Marcy Stamper

The individual who has been challenging the Nordic Village development across from the Mazama Store has asked the Washington Supreme Court to hear the case because of its fundamental importance for statewide management of water.

In the petition for review filed Feb. 13, Mazama resident Art Gresh also claims that the case would provide important guidance to counties in evaluating the adequacy of water supplies for new developments.

Gresh contends Okanogan County erred in allowing Nordic Village developer Bill Percich to use an exempt well for more than one purpose—in this case, six residential and six commercial units.

Gresh has been challenging the county’s approval of the development based on a complicated water-allocation formula that divided the 5,000 gallons of a single exempt well among the 12 units and a neighboring parcel also owned by Percich.

The Washington Court of Appeals ruled in favor of the developer in December, saying that Gresh’s appeal had been filed too late.

Gresh and his attorney, Michael Brady, argue that the county’s initial decisions about environmental impact of the water allocations were based on false information about the developer’s water rights and that the subsequent discovery of new information means the appeal is valid and timely.
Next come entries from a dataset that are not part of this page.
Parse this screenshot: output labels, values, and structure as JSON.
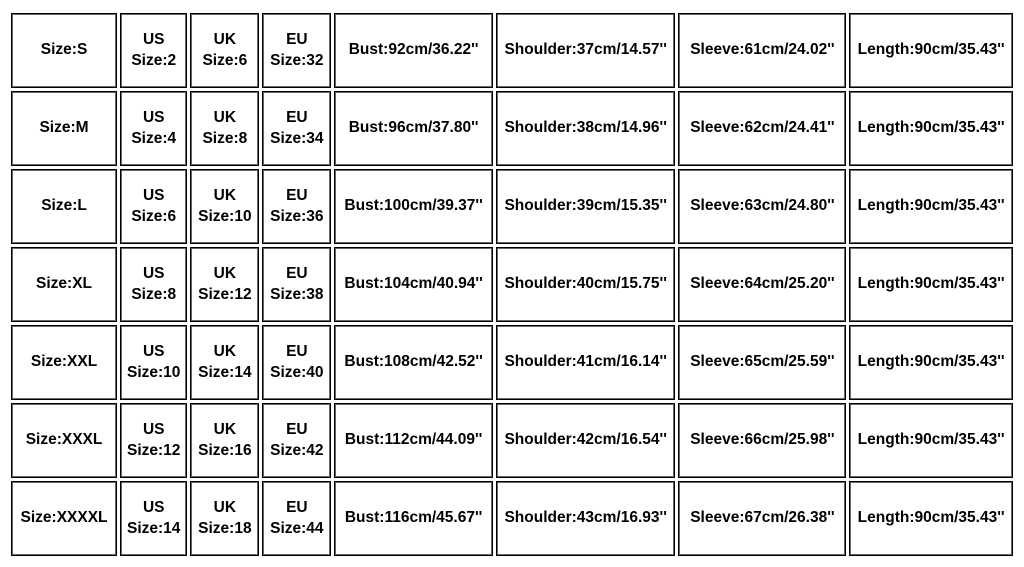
{
  "chart_data": {
    "type": "table",
    "columns": [
      "Size",
      "US Size",
      "UK Size",
      "EU Size",
      "Bust",
      "Shoulder",
      "Sleeve",
      "Length"
    ],
    "rows": [
      {
        "size": "S",
        "us": "2",
        "uk": "6",
        "eu": "32",
        "bust_cm": "92",
        "bust_in": "36.22",
        "shoulder_cm": "37",
        "shoulder_in": "14.57",
        "sleeve_cm": "61",
        "sleeve_in": "24.02",
        "length_cm": "90",
        "length_in": "35.43"
      },
      {
        "size": "M",
        "us": "4",
        "uk": "8",
        "eu": "34",
        "bust_cm": "96",
        "bust_in": "37.80",
        "shoulder_cm": "38",
        "shoulder_in": "14.96",
        "sleeve_cm": "62",
        "sleeve_in": "24.41",
        "length_cm": "90",
        "length_in": "35.43"
      },
      {
        "size": "L",
        "us": "6",
        "uk": "10",
        "eu": "36",
        "bust_cm": "100",
        "bust_in": "39.37",
        "shoulder_cm": "39",
        "shoulder_in": "15.35",
        "sleeve_cm": "63",
        "sleeve_in": "24.80",
        "length_cm": "90",
        "length_in": "35.43"
      },
      {
        "size": "XL",
        "us": "8",
        "uk": "12",
        "eu": "38",
        "bust_cm": "104",
        "bust_in": "40.94",
        "shoulder_cm": "40",
        "shoulder_in": "15.75",
        "sleeve_cm": "64",
        "sleeve_in": "25.20",
        "length_cm": "90",
        "length_in": "35.43"
      },
      {
        "size": "XXL",
        "us": "10",
        "uk": "14",
        "eu": "40",
        "bust_cm": "108",
        "bust_in": "42.52",
        "shoulder_cm": "41",
        "shoulder_in": "16.14",
        "sleeve_cm": "65",
        "sleeve_in": "25.59",
        "length_cm": "90",
        "length_in": "35.43"
      },
      {
        "size": "XXXL",
        "us": "12",
        "uk": "16",
        "eu": "42",
        "bust_cm": "112",
        "bust_in": "44.09",
        "shoulder_cm": "42",
        "shoulder_in": "16.54",
        "sleeve_cm": "66",
        "sleeve_in": "25.98",
        "length_cm": "90",
        "length_in": "35.43"
      },
      {
        "size": "XXXXL",
        "us": "14",
        "uk": "18",
        "eu": "44",
        "bust_cm": "116",
        "bust_in": "45.67",
        "shoulder_cm": "43",
        "shoulder_in": "16.93",
        "sleeve_cm": "67",
        "sleeve_in": "26.38",
        "length_cm": "90",
        "length_in": "35.43"
      }
    ]
  },
  "labels": {
    "size": "Size:",
    "us": "US",
    "uk": "UK",
    "eu": "EU",
    "size_colon": "Size:",
    "bust": "Bust:",
    "shoulder": "Shoulder:",
    "sleeve": "Sleeve:",
    "length": "Length:",
    "cm": "cm",
    "inch": "''",
    "sep": "/"
  }
}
In addition to resolving the issues specific to Nordic Village, Gresh urges the justices to accept the case because of its importance for state water law and the opportunity to clarify other recent decisions about whether an exempt well can be put to multiple uses, including unlimited water for livestock and even an industrial feedlot.

The high court has weighed in on the Nordic Village case before, declining in 2012 to bypass the Court of Appeals in a review connected with a rezoning of the property and its ramifications for sharing water with the neighboring parcel.

There is no specific timeline for the Supreme Court to decide whether to hear the case.